I don't know if Carole Radziwill's background in broadcast journalism is what caused her to be so detached from people and from her life in this book. And maybe her detachment is what led her to a career in broadcast journalism in the first place. Reading this book you got the feeling she was reporting it, like she was producing a segment from her days at "Peter Jennings Reports." There were interesting stories that she "reported," including little tidbits like her description of Tipper Gore's interesting mother, but it felt more like segments of her life pieced together - almost like an objective third party was writing it as opposed to someone who lived it and felt it with any passion. There was a disconnect that was there from the beginning that never really went away. I agree with another reviewer who said that maybe she wrote the book too soon after the tragedies she suffered, although I think it is very likely has a lot more to do with her personality than it does with her timing.

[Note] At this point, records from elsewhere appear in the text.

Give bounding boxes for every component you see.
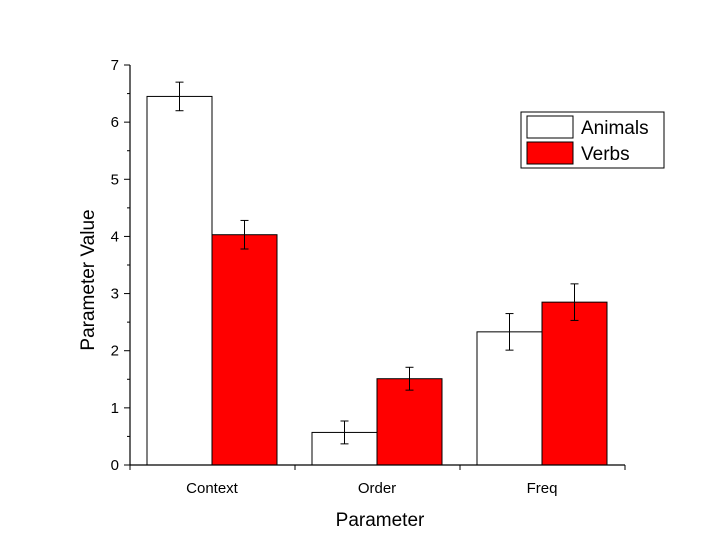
y-tick-label: 3	[111, 286, 119, 303]
error-bar-verbs-order	[405, 366, 414, 391]
bars-layer	[146, 95, 608, 466]
legend-swatch-animals	[526, 115, 574, 139]
y-ticks-layer: 0 1 2 3 4 5 6 7	[111, 57, 130, 474]
y-tick-label: 2	[111, 343, 119, 360]
y-tick-label: 0	[111, 457, 119, 474]
x-axis-title: Parameter	[336, 510, 425, 531]
x-ticks-layer: Context Order Freq	[129, 465, 626, 497]
bar-verbs-order	[376, 378, 443, 466]
bar-verbs-freq	[541, 301, 608, 466]
error-bar-animals-order	[340, 420, 349, 445]
y-tick-label: 4	[111, 228, 119, 245]
x-tick-label-order: Order	[358, 480, 396, 497]
x-tick-label-freq: Freq	[527, 480, 558, 497]
legend: Animals Verbs	[520, 111, 665, 169]
y-tick-label: 6	[111, 114, 119, 131]
error-bars-layer	[175, 81, 579, 445]
legend-label-verbs: Verbs	[581, 144, 630, 165]
error-bar-verbs-context	[240, 219, 249, 250]
legend-label-animals: Animals	[581, 118, 649, 139]
bar-verbs-context	[211, 234, 278, 466]
legend-swatch-verbs	[526, 141, 574, 165]
error-bar-animals-freq	[505, 313, 514, 351]
bar-animals-freq	[476, 331, 543, 466]
y-tick-label: 5	[111, 171, 119, 188]
error-bar-animals-context	[175, 81, 184, 112]
bar-animals-context	[146, 95, 213, 466]
y-axis-title: Parameter Value	[78, 209, 99, 350]
y-tick-label: 1	[111, 400, 119, 417]
x-tick-label-context: Context	[186, 480, 239, 497]
error-bar-verbs-freq	[570, 283, 579, 321]
y-tick-label: 7	[111, 57, 119, 74]
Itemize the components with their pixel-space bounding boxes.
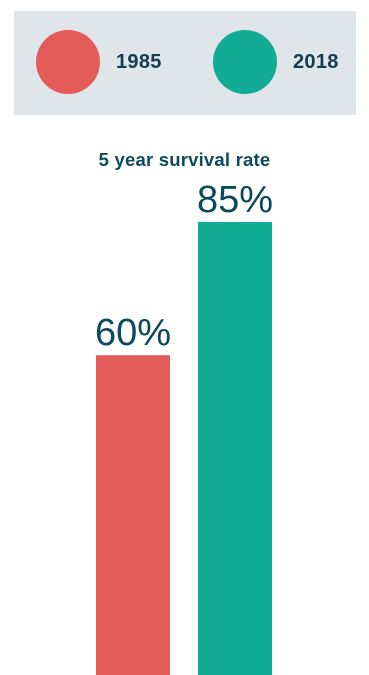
chart-legend: 1985 2018 [14,11,356,115]
chart-title: 5 year survival rate [98,149,271,170]
bar-2018 [198,221,272,675]
legend-item-1985: 1985 [36,29,162,95]
bar-value-label-1985: 60% [95,312,171,354]
legend-label-1985: 1985 [116,50,162,73]
legend-swatch-2018 [213,30,277,94]
legend-item-2018: 2018 [213,29,339,95]
bar-value-label-2018: 85% [197,179,273,221]
legend-label-2018: 2018 [293,50,339,73]
bar-1985 [96,355,170,675]
legend-swatch-1985 [36,30,100,94]
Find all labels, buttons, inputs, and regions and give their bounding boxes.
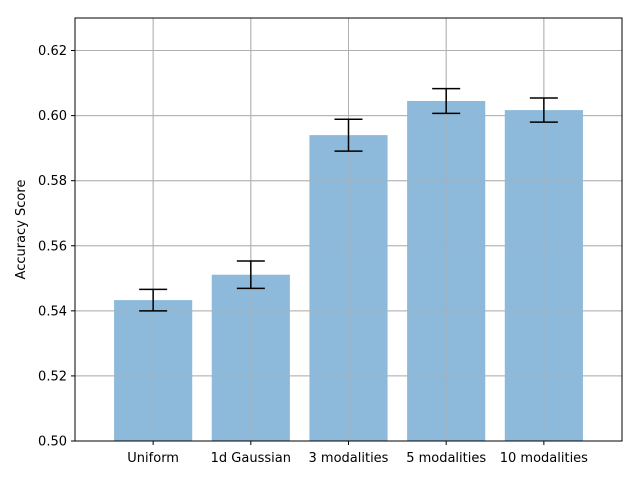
- y-tick-label: 0.50: [38, 435, 67, 450]
- error-bars: [139, 87, 558, 312]
- x-tick-label: Uniform: [127, 451, 179, 466]
- y-tick-label: 0.58: [38, 174, 67, 189]
- bars: [75, 18, 622, 442]
- y-axis-ticks: 0.50 0.52 0.54 0.56 0.58 0.60 0.62: [38, 44, 75, 450]
- x-tick-label: 1d Gaussian: [211, 451, 291, 466]
- y-tick-label: 0.56: [38, 239, 67, 254]
- y-tick-label: 0.54: [38, 304, 67, 319]
- y-tick-label: 0.52: [38, 369, 67, 384]
- x-axis-ticks: Uniform 1d Gaussian 3 modalities 5 modaliti…: [127, 441, 588, 466]
- x-tick-label: 3 modalities: [309, 451, 389, 466]
- y-axis-label: Accuracy Score: [14, 180, 29, 280]
- x-tick-label: 10 modalities: [500, 451, 588, 466]
- x-tick-label: 5 modalities: [406, 451, 486, 466]
- y-tick-label: 0.60: [38, 109, 67, 124]
- y-tick-label: 0.62: [38, 44, 67, 59]
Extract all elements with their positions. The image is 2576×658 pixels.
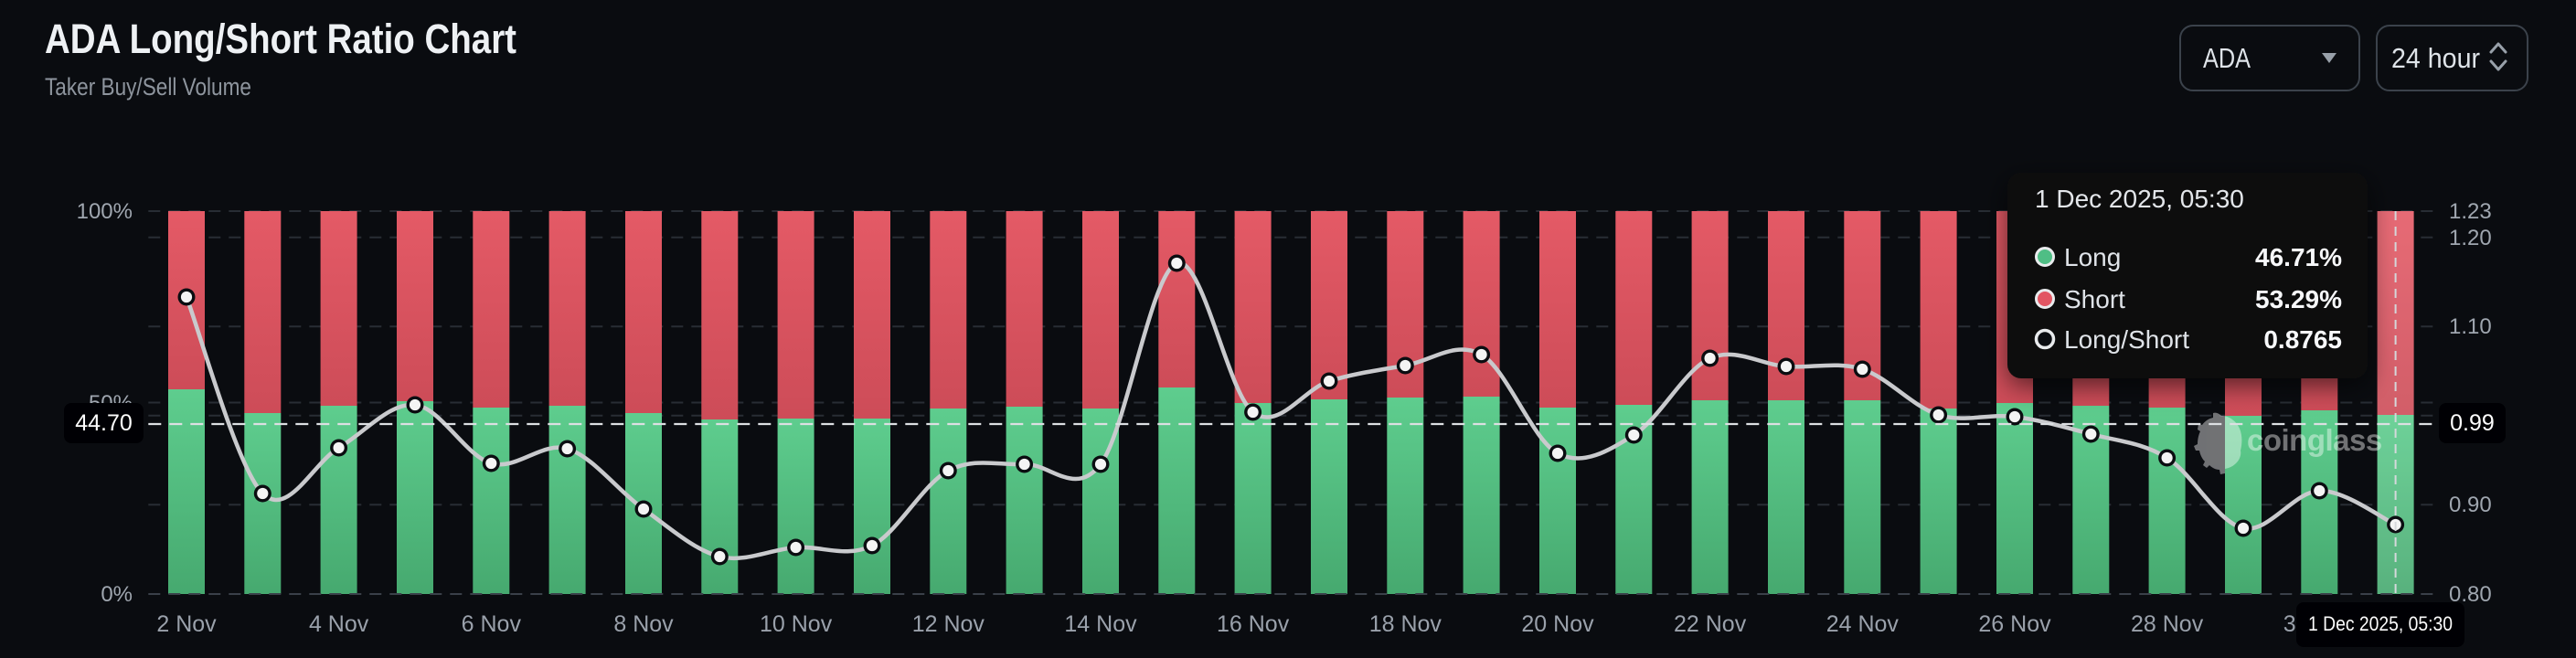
svg-text:26 Nov: 26 Nov (1978, 611, 2051, 637)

Her descriptions of her mother (which never give you an understanding of her) early in the book may give greater insight into her detached personality than anything else. I'm glad I read the book, but it did not affect me the way I thought it would. The unthinkable tragedies Carole experienced remind me to appreciate life each and every day, but her detached and cynical nature remind me how important it is to connect with the people in your life. As an aside, after finishing her book I read that she signed on to participate in the reality TV series, "The Real Housewives of New York." I have to admit that I found that odd. I also read she has a net worth of $50 million, so she's not going on that show because she is desperate for money. I have never seen that show, but I may watch to see how my perception of her from reading this book fits with or differs from how she is on reality television.